At that stage, I did not realise how prophetic those words were.
We were waiting in the reception area for our buggybus to finish recharging. I started talking to the technician on duty, and asked her about the small white tongues we had seen outside the building.
“Oh, the Watchers? I can show you them on the monitors, if you like.”
I went behind her desk to take a look at the surveillance system. It clearly showed the white tongues, unmoving outside.
The technician flicked from screen to screen. The tongues surrounded the establishment. Behind them, Olympus Mons could be seen distantly, dominating its region.
“You get a clearer idea of them when I switch over to infrared,” said the technician, so doing.
I exclaimed in alarm. The tongues were no longer tongues. They reminded me, much more formidably, of gravestones I had seen in an old churchyard, tall and unmoving. They formed almost a solid wall about the establishment. It seemed they were covered in a kind of oily, scaly skin of a dull green colour. I asked if they were going to break in.
“They’re quite harmless. They don’t interfere. We think they’re observing. They don’t get in anyone’s way.”
As we looked, a maintenance engineer came into view on the screens, suited up and shouldering welding equipment. As if to confirm the duty technician’s words, the Watchers flicked back into the regolith and were gone, offering him no impediment. He moved out of view and the tongues at once returned.
I could not help feeling cold fear running through my body.
“So there is life on Mars,” I said.
“But not necessarily Martian life,” the technician said. “Sit down for a minute, pet. You look terribly pale. I’m only joking. There’s no life on Mars. We all know that.”
But jokes frequently hold bitter kernels of truth. Knowledge of the Watchers spread and caused alarm. But custom dulls the edge of many things. Whether alive or not, they made no hostile moves. We became used to their presence and finally ignored them.
After my return from Thorgeson and company, I told Kathi over the Ambient how impressed I was by Thorgeson’s intellect. She asked what he had said.
I tried to explain that he had claimed the consciousness of humanity, or of a species that might supersede us, was—what had he said?—an integral function of the universe.
She laughed scornfully. “Who do you think he got that idea from?” she asked.
After a silence, she said, “If we cannot behave in a better and more Utopian way, then we deserve to be superseded, don’t you think?”
I changed the subject and spoke about the tongues surrounding the science unit.
“Don’t worry,” she said lightly. “We shall find out their function in good time. Do you know about quantum state-reduction? No? I’m reading up about it now. It’s the collapse of the wave function, such as Schrodinger’s cat—you know all about Schrodinger’s cat, Cang Hai?”
“Of course I’ve heard of it.”
“Well then, the collapse of the wave function resolves the problem of that poor hypothetical quantum-superposed moggie.

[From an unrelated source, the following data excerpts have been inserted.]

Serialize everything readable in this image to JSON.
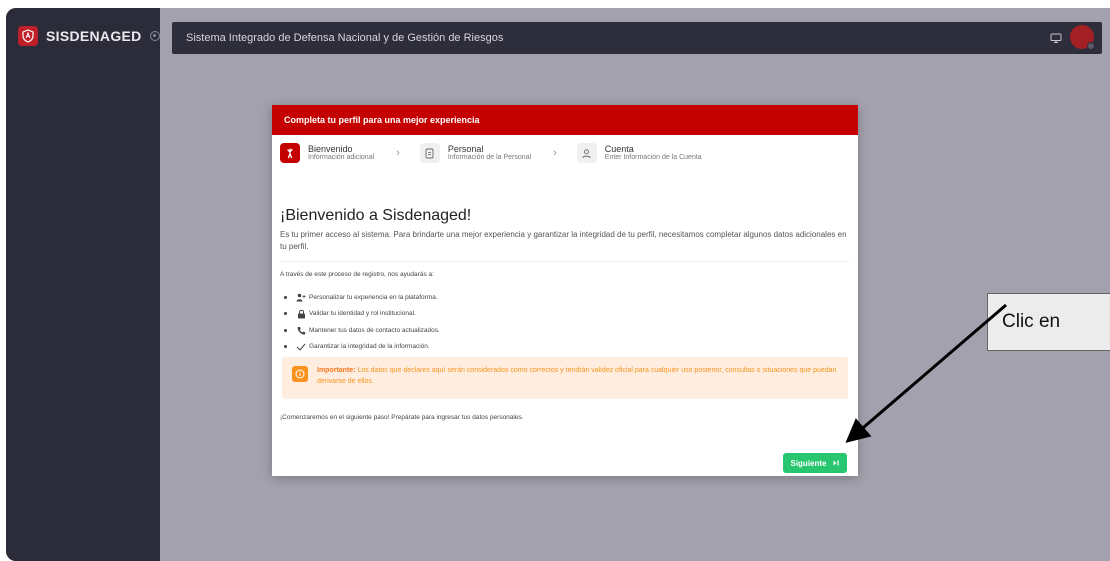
{
  "sidebar": {
    "brand": "SISDENAGED"
  },
  "topbar": {
    "title": "Sistema Integrado de Defensa Nacional y de Gestión de Riesgos"
  },
  "modal": {
    "header": "Completa tu perfil para una mejor experiencia",
    "steps": [
      {
        "title": "Bienvenido",
        "subtitle": "Información adicional",
        "icon": "hand-wave-icon",
        "active": true
      },
      {
        "title": "Personal",
        "subtitle": "Información de la Personal",
        "icon": "document-icon",
        "active": false
      },
      {
        "title": "Cuenta",
        "subtitle": "Enter Información de la Cuenta",
        "icon": "user-icon",
        "active": false
      }
    ],
    "welcome_title": "¡Bienvenido a Sisdenaged!",
    "welcome_desc": "Es tu primer acceso al sistema. Para brindarte una mejor experiencia y garantizar la integridad de tu perfil, necesitamos completar algunos datos adicionales en tu perfil.",
    "intro": "A través de este proceso de registro, nos ayudarás a:",
    "bullets": [
      {
        "icon": "user-add-icon",
        "text": "Personalizar tu experiencia en la plataforma."
      },
      {
        "icon": "lock-icon",
        "text": "Validar tu identidad y rol institucional."
      },
      {
        "icon": "phone-icon",
        "text": "Mantener tus datos de contacto actualizados."
      },
      {
        "icon": "check-icon",
        "text": "Garantizar la integridad de la información."
      }
    ],
    "alert_strong": "Importante:",
    "alert_text": "Los datos que declares aquí serán considerados como correctos y tendrán validez oficial para cualquier uso posterior, consultas o situaciones que puedan derivarse de ellos.",
    "closing": "¡Comenzaremos en el siguiente paso! Prepárate para ingresar tus datos personales.",
    "next_label": "Siguiente"
  },
  "callout": {
    "text": "Clic en"
  },
  "colors": {
    "brand_red": "#c50000",
    "success_green": "#28c76f",
    "warning_orange": "#f7931e",
    "sidebar_bg": "#2b2b3a",
    "main_bg": "#a3a1ad"
  }
}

It becomes either a dead cat or a live cat, instead of being in a quantum superposition of both a dead and an alive cat.”
“I see … Is that better or worse for the cat?”
She scowled at me. “Don’t try to be funny, dear. Such quantum superpositions occur in the electron displacements in a quantcomp. The definitive experiments conducted by Heitelman early this century made it clear that state-reduction actually takes place when it is the internal gravitational influences that become significant. You see where this leads us?”
I shook my head. “I’m afraid I don’t, Kathi.”
“I’m working on it, babe!” With a cheery wave of its hand her image faded from view.
Sitting there vexed, I tried to understand what she was saying. The gravitational link puzzled me. On inspiration, I decided to Ambient Jon Thorgeson in the science unit.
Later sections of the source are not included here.